Why is this not useful on the public Internet? Because most personal computers/web browsers (especially older ones) are terrible at supporting anything besides ISO Latin 1 (ISO-8859-1) and whatever is native on their platform - and not all systems agree on how to display ISO Latin 1!

What to do? A majority of web authors seem to prefer using a de-facto flavor of ISO Latin 1 as promulgated by Netscape with early versions of Navigator, seemingly based upon Windows ANSI, which it closely matches. This works for Netscape products (and probably for MS Internet Explorer, though the author of these pages avoids MS products and has never checked) and other products which follow Netscape's definition of mapping characters between numbers 128 and 159. Due to the history of many conflicting character set mappings in the range 128 to 159, W3C officially declares 128 to 159 to be forbidden territory, to be avoided. Even so, the popularity of the Big Two browsers makes this a viable choice for many web authors.

From ongoing personal experience, this choice alienates users of minority browsers, some of which correctly do not make assumptions about characters in the range 128 to 159, and will display "?" or a similar symbol indicative of undefined data (the popular Cyberdog 2.0 for Macintosh is one example).

Since there is no one solution for displaying "high ASCII" while meeting the needs of all browsers (short of serving custom pages designed for the foibles of the various browsers, which is an outstanding choice if one has the wherewithall to pull it off), if one is to use those "special" characters, one has to choose what browser users one wishes to alienate. The popular de-facto Netscape standard has been discussed above; next i present one alternative that i have chosen and would like you to consider.

On my personal pages, where no large sums of money are at stake, and no one will lose their job if visitors leave unhappy, i have the luxury of pleasing myself. This i have done by making the site look stellar on whatever my favorite browser is at the time.

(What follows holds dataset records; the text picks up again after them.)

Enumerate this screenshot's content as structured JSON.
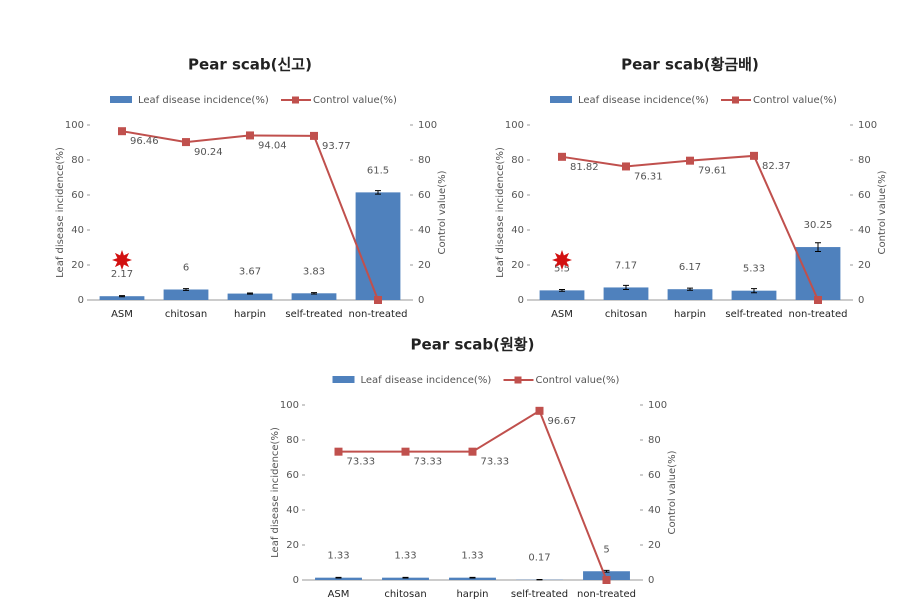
{
  "chart_data": [
    {
      "type": "combo",
      "title": "Pear scab(신고)",
      "categories": [
        "ASM",
        "chitosan",
        "harpin",
        "self-treated",
        "non-treated"
      ],
      "series": [
        {
          "name": "Leaf disease incidence(%)",
          "type": "bar",
          "color": "#4f81bd",
          "values": [
            2.17,
            6,
            3.67,
            3.83,
            61.5
          ],
          "errors": [
            0.3,
            0.5,
            0.3,
            0.4,
            1.0
          ]
        },
        {
          "name": "Control value(%)",
          "type": "line",
          "color": "#c0504d",
          "axis": "y2",
          "values": [
            96.46,
            90.24,
            94.04,
            93.77,
            0
          ],
          "value_labels": [
            "96.46",
            "90.24",
            "94.04",
            "93.77",
            null
          ]
        }
      ],
      "y_label": "Leaf disease incidence(%)",
      "y2_label": "Control value(%)",
      "ylim": [
        0,
        100
      ],
      "yticks": [
        0,
        20,
        40,
        60,
        80,
        100
      ],
      "y2lim": [
        0,
        100
      ],
      "y2ticks": [
        0,
        20,
        40,
        60,
        80,
        100
      ],
      "highlight_star": true,
      "legend": "top"
    },
    {
      "type": "combo",
      "title": "Pear scab(황금배)",
      "categories": [
        "ASM",
        "chitosan",
        "harpin",
        "self-treated",
        "non-treated"
      ],
      "series": [
        {
          "name": "Leaf disease incidence(%)",
          "type": "bar",
          "color": "#4f81bd",
          "values": [
            5.5,
            7.17,
            6.17,
            5.33,
            30.25
          ],
          "errors": [
            0.5,
            1.2,
            0.6,
            1.2,
            2.5
          ]
        },
        {
          "name": "Control value(%)",
          "type": "line",
          "color": "#c0504d",
          "axis": "y2",
          "values": [
            81.82,
            76.31,
            79.61,
            82.37,
            0
          ],
          "value_labels": [
            "81.82",
            "76.31",
            "79.61",
            "82.37",
            null
          ]
        }
      ],
      "y_label": "Leaf disease incidence(%)",
      "y2_label": "Control value(%)",
      "ylim": [
        0,
        100
      ],
      "yticks": [
        0,
        20,
        40,
        60,
        80,
        100
      ],
      "y2lim": [
        0,
        100
      ],
      "y2ticks": [
        0,
        20,
        40,
        60,
        80,
        100
      ],
      "highlight_star": true,
      "legend": "top"
    },
    {
      "type": "combo",
      "title": "Pear scab(원황)",
      "categories": [
        "ASM",
        "chitosan",
        "harpin",
        "self-treated",
        "non-treated"
      ],
      "series": [
        {
          "name": "Leaf disease incidence(%)",
          "type": "bar",
          "color": "#4f81bd",
          "values": [
            1.33,
            1.33,
            1.33,
            0.17,
            5
          ],
          "errors": [
            0.2,
            0.2,
            0.2,
            0.1,
            0.5
          ]
        },
        {
          "name": "Control value(%)",
          "type": "line",
          "color": "#c0504d",
          "axis": "y2",
          "values": [
            73.33,
            73.33,
            73.33,
            96.67,
            0
          ],
          "value_labels": [
            "73.33",
            "73.33",
            "73.33",
            "96.67",
            null
          ]
        }
      ],
      "y_label": "Leaf disease incidence(%)",
      "y2_label": "Control value(%)",
      "ylim": [
        0,
        100
      ],
      "yticks": [
        0,
        20,
        40,
        60,
        80,
        100
      ],
      "y2lim": [
        0,
        100
      ],
      "y2ticks": [
        0,
        20,
        40,
        60,
        80,
        100
      ],
      "highlight_star": false,
      "legend": "top"
    }
  ]
}
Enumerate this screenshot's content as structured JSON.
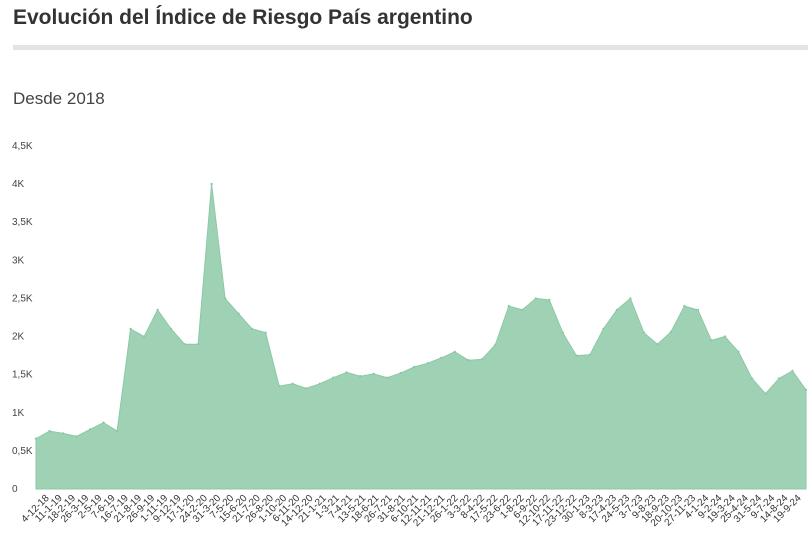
{
  "header": {
    "title": "Evolución del Índice de Riesgo País argentino",
    "subtitle": "Desde 2018"
  },
  "colors": {
    "area_fill": "#9fd2b5",
    "area_line": "#8cc8a6",
    "title_rule": "#e4e4e4"
  },
  "chart_data": {
    "type": "area",
    "title": "Evolución del Índice de Riesgo País argentino",
    "subtitle": "Desde 2018",
    "xlabel": "",
    "ylabel": "",
    "ylim": [
      0,
      4500
    ],
    "grid": false,
    "y_ticks": [
      "0",
      "0,5K",
      "1K",
      "1,5K",
      "2K",
      "2,5K",
      "3K",
      "3,5K",
      "4K",
      "4,5K"
    ],
    "x_ticks": [
      "4-12-18",
      "11-1-19",
      "18-2-19",
      "26-3-19",
      "2-5-19",
      "7-6-19",
      "16-7-19",
      "21-8-19",
      "26-9-19",
      "1-11-19",
      "9-12-19",
      "17-1-20",
      "24-2-20",
      "31-3-20",
      "7-5-20",
      "15-6-20",
      "21-7-20",
      "26-8-20",
      "1-10-20",
      "6-11-20",
      "14-12-20",
      "21-1-21",
      "1-3-21",
      "7-4-21",
      "13-5-21",
      "18-6-21",
      "26-7-21",
      "31-8-21",
      "6-10-21",
      "12-11-21",
      "21-12-21",
      "26-1-22",
      "3-3-22",
      "8-4-22",
      "17-5-22",
      "23-6-22",
      "1-8-22",
      "6-9-22",
      "12-10-22",
      "17-11-22",
      "23-12-22",
      "30-1-23",
      "8-3-23",
      "17-4-23",
      "24-5-23",
      "3-7-23",
      "9-8-23",
      "18-9-23",
      "20-10-23",
      "27-11-23",
      "4-1-24",
      "9-2-24",
      "19-3-24",
      "25-4-24",
      "31-5-24",
      "9-7-24",
      "14-8-24",
      "19-9-24"
    ],
    "series": [
      {
        "x": [
          "4-12-18",
          "11-1-19",
          "18-2-19",
          "26-3-19",
          "2-5-19",
          "7-6-19",
          "16-7-19",
          "21-8-19",
          "26-9-19",
          "1-11-19",
          "9-12-19",
          "17-1-20",
          "24-2-20",
          "31-3-20",
          "7-5-20",
          "15-6-20",
          "21-7-20",
          "26-8-20",
          "1-10-20",
          "6-11-20",
          "14-12-20",
          "21-1-21",
          "1-3-21",
          "7-4-21",
          "13-5-21",
          "18-6-21",
          "26-7-21",
          "31-8-21",
          "6-10-21",
          "12-11-21",
          "21-12-21",
          "26-1-22",
          "3-3-22",
          "8-4-22",
          "17-5-22",
          "23-6-22",
          "1-8-22",
          "6-9-22",
          "12-10-22",
          "17-11-22",
          "23-12-22",
          "30-1-23",
          "8-3-23",
          "17-4-23",
          "24-5-23",
          "3-7-23",
          "9-8-23",
          "18-9-23",
          "20-10-23",
          "27-11-23",
          "4-1-24",
          "9-2-24",
          "19-3-24",
          "25-4-24",
          "31-5-24",
          "9-7-24",
          "14-8-24",
          "19-9-24"
        ],
        "values": [
          660,
          760,
          730,
          690,
          780,
          870,
          760,
          2100,
          2000,
          2350,
          2100,
          1900,
          1900,
          4000,
          2500,
          2300,
          2100,
          2050,
          1350,
          1380,
          1320,
          1380,
          1460,
          1530,
          1480,
          1510,
          1460,
          1520,
          1600,
          1650,
          1720,
          1800,
          1690,
          1700,
          1890,
          2400,
          2350,
          2500,
          2480,
          2050,
          1750,
          1760,
          2100,
          2350,
          2500,
          2050,
          1900,
          2060,
          2400,
          2350,
          1950,
          2000,
          1800,
          1450,
          1250,
          1450,
          1550,
          1300
        ]
      }
    ]
  }
}
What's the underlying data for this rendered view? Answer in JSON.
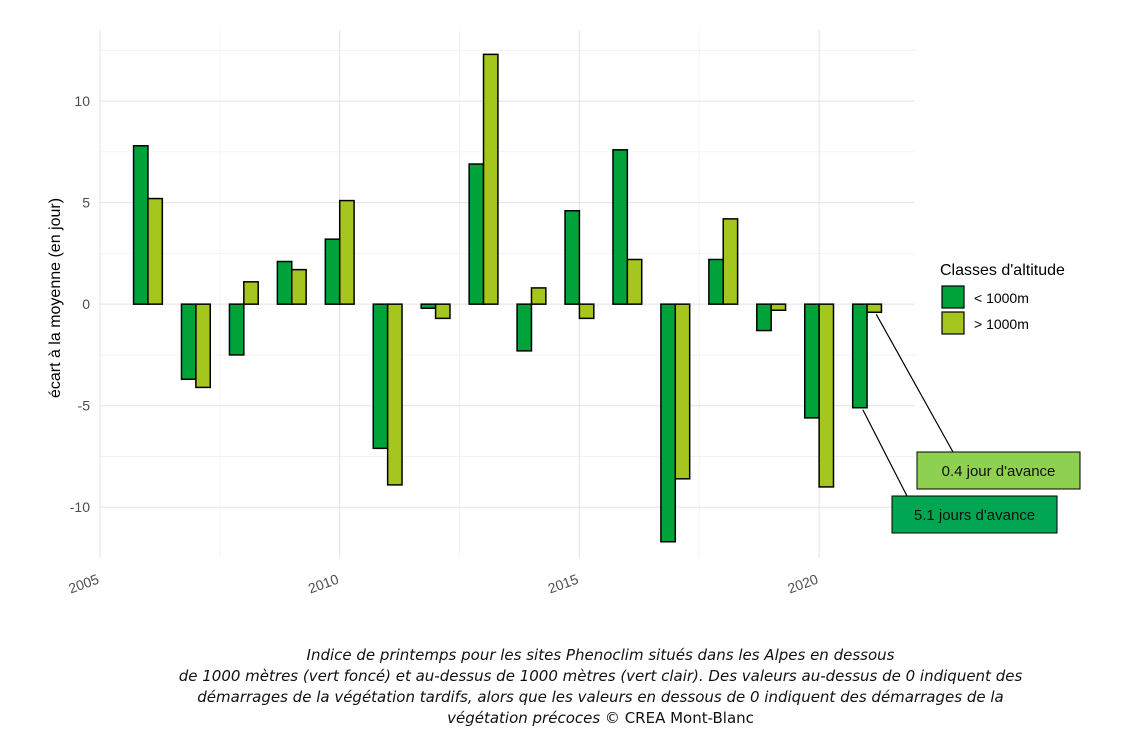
{
  "chart_data": {
    "type": "bar",
    "ylabel": "écart à la moyenne (en jour)",
    "xlim": [
      2005,
      2022
    ],
    "ylim": [
      -12.5,
      13.5
    ],
    "x_ticks": [
      2005,
      2010,
      2015,
      2020
    ],
    "y_ticks": [
      -10,
      -5,
      0,
      5,
      10
    ],
    "grid": true,
    "legend_position": "right",
    "legend_title": "Classes d'altitude",
    "x": [
      2006,
      2007,
      2008,
      2009,
      2010,
      2011,
      2012,
      2013,
      2014,
      2015,
      2016,
      2017,
      2018,
      2019,
      2020,
      2021
    ],
    "series": [
      {
        "name": "< 1000m",
        "color": "#00a33a",
        "values": [
          7.8,
          -3.7,
          -2.5,
          2.1,
          3.2,
          -7.1,
          -0.2,
          6.9,
          -2.3,
          4.6,
          7.6,
          -11.7,
          2.2,
          -1.3,
          -5.6,
          -5.1
        ]
      },
      {
        "name": "> 1000m",
        "color": "#a5c61e",
        "values": [
          5.2,
          -4.1,
          1.1,
          1.7,
          5.1,
          -8.9,
          -0.7,
          12.3,
          0.8,
          -0.7,
          2.2,
          -8.6,
          4.2,
          -0.3,
          -9.0,
          -0.4
        ]
      }
    ],
    "annotations": [
      {
        "text": "0.4 jour d'avance",
        "year": 2021,
        "series": 1,
        "color": "#8ed04f"
      },
      {
        "text": "5.1 jours d'avance",
        "year": 2021,
        "series": 0,
        "color": "#00a651"
      }
    ]
  },
  "caption": {
    "line1": "Indice de printemps pour les sites Phenoclim situés dans les Alpes en dessous",
    "line2": "de 1000 mètres (vert foncé) et au-dessus de 1000 mètres (vert clair). Des valeurs au-dessus de 0 indiquent des",
    "line3": "démarrages de la végétation tardifs, alors que les valeurs en dessous de 0 indiquent des démarrages de la",
    "line4_italic": "végétation précoces",
    "line4_rest": " © CREA Mont-Blanc"
  }
}
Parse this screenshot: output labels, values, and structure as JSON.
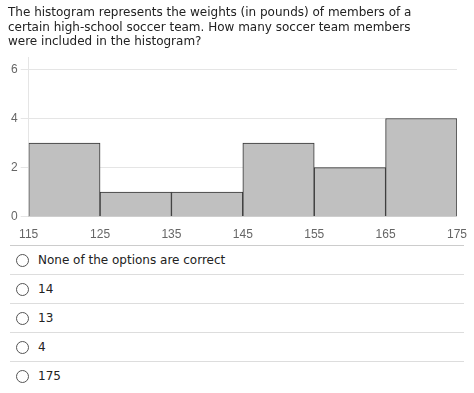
{
  "chart_data": {
    "type": "histogram",
    "title": [
      "The histogram represents the weights (in pounds) of members of a",
      "certain high-school soccer team. How many soccer team members",
      "were included in the histogram?"
    ],
    "bins": [
      115,
      125,
      135,
      145,
      155,
      165,
      175
    ],
    "values": [
      3,
      1,
      1,
      3,
      2,
      4
    ],
    "color": "#c0c0c0",
    "xlim": [
      115,
      175
    ],
    "xticks": [
      115,
      125,
      135,
      145,
      155,
      165,
      175
    ],
    "ylim": [
      0,
      6.5
    ],
    "yticks": [
      0,
      2,
      4,
      6
    ],
    "grid": true,
    "annotations": [
      "None of the options are correct",
      "14",
      "13",
      "4",
      "175"
    ]
  }
}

For awhile, this was the very old MacWeb 1.1.1e, one of the few browsers to work on the Mac Plus. Since MacWeb could only use the native Standard Mac Roman Character Set, since i had no idea at the time how to properly declare a character encoding, and since even if i had done so many (if not all) Wintel systems would not have even tried to remap for proper display, i probably managed to alienate all kinds of folks. I knew this was suboptimal, even for a backwater personal site.

Since switching to Cyberdog 2.0 several years ago, learning of Cyberdog's visionary and early support of the Unicode mapping, and learning about what i am sharing with you on these pages, i now have a much better, though still imperfect, setup.

I start by not declaring a character encoding (actually, this is not that good an idea; i will likely list ISO-8859-1 when i have time). If/when i do declare one, it will be ISO-8859-1, since nearly everything can (or thinks it can) handle that. Next, i specifically use either character references or character entities whenever i wish to use a "special" character which is not part of "low ASCII". These will display correctly on browsers that know what to do with them no matter what character encoding the browser thinks i am using. In fact, so far this is the same as most web authors using the de-facto Netscape method.

The departure is in what particular references or entities i use. I avoid 128-159 entirely. Instead, i use the proper Unicode reference or entity, such as &#8217; or &rsquo; for the "curly" right apostrophe (a.k.a. right single quote). The way i figure it, users of the Big Two tend to want to upgrade to the latest and greatest when they come out, and at least in the case of Netscape, recent versions support the Unicode references (so far, not so hot on the entities, so i usually use the references these days). This way, i have my browser, Cyberdog, covered, plus current versions of the Big Two, and anything else smart enough to handle Unicode. The only folks i am alienating are older Big Two users, MacWeb users, and other folks whose browsers don't know Unicode from bagels. This method will become more compatible (rather than less) as folks continue to dance the upgrade shuffle, and we all enter our compatible future (so we believe).